• Teva is the world's largest generic drug-maker by market value
  • The Israeli firm has been under investigation for a year
  • 44 states filed suit against Teva and 19 other generic drug-makers last year, accusing them of inflating prices, divvying up markets and rigging bids

The Justice Department was poised Tuesday to file price-fixing charges against Teva Pharmaceutical Industries Ltd. (TEVA) for allegedly conspiring with competitors to raise prices for generic drugs. Ninety percent of drugs dispensed in the United States are generic.

Teva, the world’s largest generic drug-maker by market value, has been under investigation for a year and turned down a settlement that would have required it to pay a criminal penalty, Bloomberg reported, quoting a confidential source.
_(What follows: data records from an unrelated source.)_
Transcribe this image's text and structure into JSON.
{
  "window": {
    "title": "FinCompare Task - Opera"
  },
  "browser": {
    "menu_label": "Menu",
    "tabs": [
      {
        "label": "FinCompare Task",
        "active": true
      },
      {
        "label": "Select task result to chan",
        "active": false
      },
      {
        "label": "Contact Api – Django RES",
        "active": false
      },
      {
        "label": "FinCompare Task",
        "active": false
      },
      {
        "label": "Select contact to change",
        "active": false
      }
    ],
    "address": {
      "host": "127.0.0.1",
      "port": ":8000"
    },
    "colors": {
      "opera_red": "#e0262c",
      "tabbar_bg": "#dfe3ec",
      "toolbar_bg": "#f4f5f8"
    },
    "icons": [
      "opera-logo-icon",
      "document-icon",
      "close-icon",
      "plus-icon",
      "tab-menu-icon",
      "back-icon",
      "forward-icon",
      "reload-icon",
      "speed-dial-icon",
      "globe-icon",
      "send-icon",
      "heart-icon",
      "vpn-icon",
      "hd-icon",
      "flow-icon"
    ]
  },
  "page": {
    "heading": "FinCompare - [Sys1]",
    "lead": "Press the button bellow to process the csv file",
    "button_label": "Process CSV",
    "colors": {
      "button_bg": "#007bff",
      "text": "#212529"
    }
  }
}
Five other companies agreed to pay $426 million in criminal penalties for conspiring to keep the prices of certain medications up.

Teva CEO Kare Schultz has denied any wrongdoing by the company.

Forty-four states filed a price-fixing suit against Teva and 19 other generic drug-makers and executives last year, alleging they artificially inflated prices, divvied up markets and rigged bids for more than 100 commonly prescribed generic drugs.

"We have hard evidence that shows the generic drug industry perpetrated a multibillion-dollar fraud on the American people,” Connecticut Attorney General William Tong said at the time.

The threatened federal charges come as cash-strapped Teva is undergoing a $3 billion multiyear cost-cutting effort that has seen it cut 13,000 jobs, dump 23 manufacturing sites, and close 40 offices and laboratories, as well as sell off most of its generic business with Takeda, Fierce Pharma reported.

The U.S. generic drug market was worth $115.2 billion in 2019 and is expected to grow by 5.8% annually. Insurers, including the federal government, push doctors to prescribe generic drugs over branded drugs to save money.

Teva closed down 0.93% Tuesday or 9 cents at $9.54.